Does ObamaCare Travel the Road to Socialized Medicine?
We were told ObamaCare is not socialized medicine. Proponents assured us that ObamaCare would simply quell problematic insurance practices such as medical underwriting and preexisting condition exclusions. System-gaming would not break the insurance industry as the individual and employer mandates would prevent such catastrophic industry failure inherently at play in any law that guarantees coverage while reducing the ability to manage risk (insurance is, after all, the buying and selling of risk).
Now the Obama Administration has unilaterally proclaimed success with a reported 8 million exchange enrollees. Game, set, match; drop all opposition as the battle has been won, we are told. Sounds like claiming a win before the first pitch is thrown.
What matters is not the number of enrollees as of April 2014. The real issue is how ObamaCare will impact healthcare in the long haul. The true effects will take some time to rear their ugly head but, like rabies, once symptomatic it’s too late for any vaccine to work.
What better way to gauge the future impact of ObamaCare than to review the words of one of the law’s principal architects, Dr. Ezekiel Emanuel? Dr. Emanuel recently wrote a New Republic article titled, “Insurance Companies as We Know Them Are About to Die”. Moreover, in his book, Dr. Emanuel predicts that less than 20% of workers will receive employment-based coverage by 2025.
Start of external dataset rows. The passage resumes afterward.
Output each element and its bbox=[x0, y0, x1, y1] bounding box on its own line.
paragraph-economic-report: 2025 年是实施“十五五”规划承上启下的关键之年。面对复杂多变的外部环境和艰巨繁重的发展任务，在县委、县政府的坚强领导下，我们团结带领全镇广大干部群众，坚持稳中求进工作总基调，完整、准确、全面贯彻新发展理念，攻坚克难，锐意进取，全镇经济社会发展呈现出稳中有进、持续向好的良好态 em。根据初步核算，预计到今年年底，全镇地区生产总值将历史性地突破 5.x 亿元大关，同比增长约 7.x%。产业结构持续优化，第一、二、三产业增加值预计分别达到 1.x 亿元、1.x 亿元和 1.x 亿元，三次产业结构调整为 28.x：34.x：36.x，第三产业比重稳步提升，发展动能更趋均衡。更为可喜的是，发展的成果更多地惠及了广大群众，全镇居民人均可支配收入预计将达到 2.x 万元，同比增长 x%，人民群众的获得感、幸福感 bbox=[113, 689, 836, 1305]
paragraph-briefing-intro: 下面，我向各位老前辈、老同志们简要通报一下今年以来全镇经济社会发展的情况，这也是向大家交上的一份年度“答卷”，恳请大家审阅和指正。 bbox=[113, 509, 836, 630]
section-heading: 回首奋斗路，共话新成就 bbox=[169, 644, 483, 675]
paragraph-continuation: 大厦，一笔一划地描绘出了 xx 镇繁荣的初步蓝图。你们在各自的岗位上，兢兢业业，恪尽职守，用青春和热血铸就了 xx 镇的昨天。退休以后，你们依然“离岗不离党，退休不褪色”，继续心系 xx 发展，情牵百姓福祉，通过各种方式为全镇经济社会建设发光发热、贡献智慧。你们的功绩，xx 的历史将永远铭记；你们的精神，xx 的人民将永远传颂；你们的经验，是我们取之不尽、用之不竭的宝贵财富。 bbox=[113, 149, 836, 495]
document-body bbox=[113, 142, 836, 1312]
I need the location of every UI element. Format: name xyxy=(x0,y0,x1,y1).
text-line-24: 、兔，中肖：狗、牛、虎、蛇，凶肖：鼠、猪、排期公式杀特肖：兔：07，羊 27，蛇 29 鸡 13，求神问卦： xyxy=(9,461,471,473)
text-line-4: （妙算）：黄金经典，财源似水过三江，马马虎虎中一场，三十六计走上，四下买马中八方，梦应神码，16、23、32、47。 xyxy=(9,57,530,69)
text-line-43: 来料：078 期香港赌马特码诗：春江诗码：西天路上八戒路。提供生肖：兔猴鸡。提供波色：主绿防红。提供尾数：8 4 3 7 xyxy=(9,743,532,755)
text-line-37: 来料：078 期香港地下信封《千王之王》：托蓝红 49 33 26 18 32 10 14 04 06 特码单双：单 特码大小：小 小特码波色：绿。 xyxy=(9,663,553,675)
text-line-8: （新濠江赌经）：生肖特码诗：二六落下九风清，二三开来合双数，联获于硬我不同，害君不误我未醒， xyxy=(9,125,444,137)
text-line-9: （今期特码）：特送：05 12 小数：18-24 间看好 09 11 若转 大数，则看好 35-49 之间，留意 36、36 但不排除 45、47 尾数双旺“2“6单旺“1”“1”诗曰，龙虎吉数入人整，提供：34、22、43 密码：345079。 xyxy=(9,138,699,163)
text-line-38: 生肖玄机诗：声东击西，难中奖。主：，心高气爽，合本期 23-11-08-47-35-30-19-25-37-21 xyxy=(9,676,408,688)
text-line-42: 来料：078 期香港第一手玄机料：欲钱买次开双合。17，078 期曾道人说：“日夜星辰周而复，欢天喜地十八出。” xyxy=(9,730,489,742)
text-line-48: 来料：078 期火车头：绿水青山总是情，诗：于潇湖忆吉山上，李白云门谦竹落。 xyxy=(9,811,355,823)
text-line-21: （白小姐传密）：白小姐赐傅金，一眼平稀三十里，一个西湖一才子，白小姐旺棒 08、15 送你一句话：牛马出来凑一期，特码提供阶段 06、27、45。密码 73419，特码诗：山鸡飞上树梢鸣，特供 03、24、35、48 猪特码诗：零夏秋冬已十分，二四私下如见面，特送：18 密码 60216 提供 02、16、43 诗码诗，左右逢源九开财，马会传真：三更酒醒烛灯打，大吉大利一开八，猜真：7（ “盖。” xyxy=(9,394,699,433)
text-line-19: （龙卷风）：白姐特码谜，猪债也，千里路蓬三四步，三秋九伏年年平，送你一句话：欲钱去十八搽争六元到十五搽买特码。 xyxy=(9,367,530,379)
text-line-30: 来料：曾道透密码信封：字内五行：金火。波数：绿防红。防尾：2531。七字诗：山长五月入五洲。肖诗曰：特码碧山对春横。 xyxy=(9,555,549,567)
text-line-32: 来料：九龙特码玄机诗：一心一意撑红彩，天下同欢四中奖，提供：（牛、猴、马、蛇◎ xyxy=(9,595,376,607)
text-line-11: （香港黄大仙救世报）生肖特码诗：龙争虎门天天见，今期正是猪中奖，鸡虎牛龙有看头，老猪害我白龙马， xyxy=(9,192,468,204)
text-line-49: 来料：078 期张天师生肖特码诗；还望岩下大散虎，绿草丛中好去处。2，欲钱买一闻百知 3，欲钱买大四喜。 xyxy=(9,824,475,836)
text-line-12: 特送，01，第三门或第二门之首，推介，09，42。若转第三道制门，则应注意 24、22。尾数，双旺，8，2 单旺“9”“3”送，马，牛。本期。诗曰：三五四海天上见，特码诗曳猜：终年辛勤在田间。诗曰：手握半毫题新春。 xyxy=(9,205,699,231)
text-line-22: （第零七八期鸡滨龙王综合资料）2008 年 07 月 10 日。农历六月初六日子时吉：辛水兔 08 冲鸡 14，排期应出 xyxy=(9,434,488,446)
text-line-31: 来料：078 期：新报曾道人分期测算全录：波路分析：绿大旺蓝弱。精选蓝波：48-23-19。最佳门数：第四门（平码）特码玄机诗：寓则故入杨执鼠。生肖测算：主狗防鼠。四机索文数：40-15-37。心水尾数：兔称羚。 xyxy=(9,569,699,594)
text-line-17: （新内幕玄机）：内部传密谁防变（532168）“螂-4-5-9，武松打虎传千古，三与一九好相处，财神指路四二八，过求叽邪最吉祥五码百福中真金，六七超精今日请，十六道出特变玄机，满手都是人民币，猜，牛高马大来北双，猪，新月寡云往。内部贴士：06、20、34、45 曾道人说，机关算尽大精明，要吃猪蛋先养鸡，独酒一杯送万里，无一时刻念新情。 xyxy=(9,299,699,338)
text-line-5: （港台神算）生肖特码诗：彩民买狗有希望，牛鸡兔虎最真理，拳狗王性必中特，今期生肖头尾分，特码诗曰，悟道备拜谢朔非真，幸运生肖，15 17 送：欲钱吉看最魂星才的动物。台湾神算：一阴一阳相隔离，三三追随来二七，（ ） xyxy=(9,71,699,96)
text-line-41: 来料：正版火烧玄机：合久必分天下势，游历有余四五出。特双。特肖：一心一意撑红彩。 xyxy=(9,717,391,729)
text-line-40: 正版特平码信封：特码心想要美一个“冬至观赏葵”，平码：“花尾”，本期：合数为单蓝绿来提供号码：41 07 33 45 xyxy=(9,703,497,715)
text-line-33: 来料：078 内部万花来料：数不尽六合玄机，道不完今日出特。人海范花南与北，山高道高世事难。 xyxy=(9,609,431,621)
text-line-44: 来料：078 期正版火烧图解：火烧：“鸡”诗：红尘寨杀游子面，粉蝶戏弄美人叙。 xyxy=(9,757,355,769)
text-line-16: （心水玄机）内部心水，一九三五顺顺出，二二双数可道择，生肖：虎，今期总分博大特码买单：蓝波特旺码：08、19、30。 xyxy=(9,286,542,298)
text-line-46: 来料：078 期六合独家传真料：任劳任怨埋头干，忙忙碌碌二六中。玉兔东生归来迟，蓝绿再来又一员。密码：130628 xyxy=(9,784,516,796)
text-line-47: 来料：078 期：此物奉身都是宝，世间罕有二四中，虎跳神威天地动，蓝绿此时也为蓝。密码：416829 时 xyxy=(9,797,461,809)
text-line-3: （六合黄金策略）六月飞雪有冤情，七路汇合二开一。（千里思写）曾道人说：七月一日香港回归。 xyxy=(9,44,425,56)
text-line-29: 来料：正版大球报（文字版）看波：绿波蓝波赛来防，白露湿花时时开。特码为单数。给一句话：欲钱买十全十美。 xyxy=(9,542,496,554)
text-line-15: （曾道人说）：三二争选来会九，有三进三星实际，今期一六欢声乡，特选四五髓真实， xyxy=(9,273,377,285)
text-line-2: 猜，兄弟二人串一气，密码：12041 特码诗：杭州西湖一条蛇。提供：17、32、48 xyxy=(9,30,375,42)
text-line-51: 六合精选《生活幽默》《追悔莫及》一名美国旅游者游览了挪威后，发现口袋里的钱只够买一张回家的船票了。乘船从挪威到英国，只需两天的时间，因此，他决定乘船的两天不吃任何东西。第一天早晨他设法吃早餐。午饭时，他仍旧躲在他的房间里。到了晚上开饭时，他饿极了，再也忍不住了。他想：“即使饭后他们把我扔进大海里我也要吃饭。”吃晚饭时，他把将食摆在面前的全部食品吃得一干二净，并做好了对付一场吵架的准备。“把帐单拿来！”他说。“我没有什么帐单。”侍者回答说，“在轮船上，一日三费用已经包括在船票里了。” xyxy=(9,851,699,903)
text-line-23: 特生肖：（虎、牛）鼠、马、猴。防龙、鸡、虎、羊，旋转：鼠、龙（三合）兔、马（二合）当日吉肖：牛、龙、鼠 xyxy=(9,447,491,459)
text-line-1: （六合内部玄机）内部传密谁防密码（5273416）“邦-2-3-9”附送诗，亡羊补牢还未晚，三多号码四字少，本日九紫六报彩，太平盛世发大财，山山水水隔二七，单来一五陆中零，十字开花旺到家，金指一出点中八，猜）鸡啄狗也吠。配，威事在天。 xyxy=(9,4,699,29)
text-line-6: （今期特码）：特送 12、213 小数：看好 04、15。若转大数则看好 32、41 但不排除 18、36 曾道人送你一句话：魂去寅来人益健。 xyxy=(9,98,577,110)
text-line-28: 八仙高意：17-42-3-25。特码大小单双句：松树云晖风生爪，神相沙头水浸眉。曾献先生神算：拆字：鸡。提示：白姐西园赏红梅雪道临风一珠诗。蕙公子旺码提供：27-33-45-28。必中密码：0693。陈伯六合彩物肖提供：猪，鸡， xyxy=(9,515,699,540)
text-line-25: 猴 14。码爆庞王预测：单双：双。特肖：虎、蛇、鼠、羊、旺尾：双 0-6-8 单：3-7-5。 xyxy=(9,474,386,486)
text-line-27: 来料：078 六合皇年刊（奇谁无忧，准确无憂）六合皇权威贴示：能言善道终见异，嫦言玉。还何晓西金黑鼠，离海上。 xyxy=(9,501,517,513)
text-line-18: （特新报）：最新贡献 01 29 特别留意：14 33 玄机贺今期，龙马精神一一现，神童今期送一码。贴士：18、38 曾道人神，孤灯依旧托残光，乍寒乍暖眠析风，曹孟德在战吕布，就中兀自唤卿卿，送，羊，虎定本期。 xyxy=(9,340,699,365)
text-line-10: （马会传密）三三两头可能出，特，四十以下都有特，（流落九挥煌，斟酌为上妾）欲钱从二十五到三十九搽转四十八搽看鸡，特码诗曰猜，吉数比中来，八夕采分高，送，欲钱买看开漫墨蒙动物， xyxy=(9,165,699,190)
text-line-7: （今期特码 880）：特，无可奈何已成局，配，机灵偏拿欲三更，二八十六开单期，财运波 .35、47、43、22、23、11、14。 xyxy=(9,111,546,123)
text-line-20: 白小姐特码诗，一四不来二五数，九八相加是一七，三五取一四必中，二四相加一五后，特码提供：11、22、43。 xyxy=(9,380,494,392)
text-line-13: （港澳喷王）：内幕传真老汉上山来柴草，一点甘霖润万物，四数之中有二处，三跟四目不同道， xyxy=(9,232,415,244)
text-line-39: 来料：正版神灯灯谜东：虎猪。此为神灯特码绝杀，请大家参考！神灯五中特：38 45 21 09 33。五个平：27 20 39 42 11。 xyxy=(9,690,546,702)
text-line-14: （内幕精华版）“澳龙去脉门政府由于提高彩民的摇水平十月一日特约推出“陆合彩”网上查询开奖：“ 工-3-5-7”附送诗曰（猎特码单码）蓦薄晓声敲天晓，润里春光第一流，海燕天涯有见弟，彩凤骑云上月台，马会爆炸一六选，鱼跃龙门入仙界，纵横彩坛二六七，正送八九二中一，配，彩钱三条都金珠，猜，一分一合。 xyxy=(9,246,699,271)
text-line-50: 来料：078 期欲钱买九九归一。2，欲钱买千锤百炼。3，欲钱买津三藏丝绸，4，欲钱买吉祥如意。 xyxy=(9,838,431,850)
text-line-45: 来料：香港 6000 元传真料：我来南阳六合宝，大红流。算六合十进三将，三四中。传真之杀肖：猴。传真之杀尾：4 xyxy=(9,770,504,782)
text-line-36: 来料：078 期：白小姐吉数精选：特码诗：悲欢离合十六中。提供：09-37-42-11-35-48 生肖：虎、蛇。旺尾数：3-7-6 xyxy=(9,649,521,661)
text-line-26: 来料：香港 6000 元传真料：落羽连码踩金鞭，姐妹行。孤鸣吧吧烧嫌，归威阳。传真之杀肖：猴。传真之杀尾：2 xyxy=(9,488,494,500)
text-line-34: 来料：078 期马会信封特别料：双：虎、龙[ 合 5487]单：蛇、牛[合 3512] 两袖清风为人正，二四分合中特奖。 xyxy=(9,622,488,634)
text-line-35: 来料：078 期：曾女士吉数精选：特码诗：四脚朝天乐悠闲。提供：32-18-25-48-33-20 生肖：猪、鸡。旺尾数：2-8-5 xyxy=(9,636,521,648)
Wait a minute, if employment-based coverage will drastically decrease and insurance companies will cease to exist, what will the end result be? Who will provide healthcare coverage in the long haul? Could it be that ObamaCare really will take us down the road to single payer?
Think about the employer mandate, which has already been delayed twice; first on July 3, 2013 to 2015 and then again this past February, when the U.S. Treasury Department delayed the mandate for mid-sized employers (50 to 99 full-time employees) and softened the penalty for large employers (100 full-time employees) to 2016. This means that while proponents may celebrate 8 million signups, we will not see the number of jobs that will be impacted because of the law, or the number of individuals who will lose their employment-based coverage, until after 2016 (and what happens in November of 2016?). As the full employer mandate kicks in and hours are cut and jobs are eliminated (or outsourced), or employers simply choose to pay the cheaper penalty, the middle class will feel the sting. As Dr. Emanuel predicts, less than 20% of workers will receive employment-based coverage in the next decade. Incidentally, most members of the middle class will not be eligible for top tier subsidies, if they will be eligible at all. Thus the middle class will become the new face of uninsured in America.
Medicaid eligibility has been dramatically increased (and devoid of reasonable checks such as obligations to seek employment or utilize care in the most appropriate setting); lower earners quality for substantial subsidies. Who foots the bill? The middle class, the same group who will lose their employment-based coverage over the next ten years. Imagine working hard for benefits to see them blow away with the wind. To rub salt into the wound, ObamaCare then imposes a tax because you cannot afford the inflated price for coverage caused by the law itself. Talk about squeezing the middle class into submission on the socialized medicine issue.
Nancy Pelosi said, “We have to pass the bill so that you can find out what is in it.” It looks like we will have to wait even longer. Let’s just hope we come to our senses before it’s too late.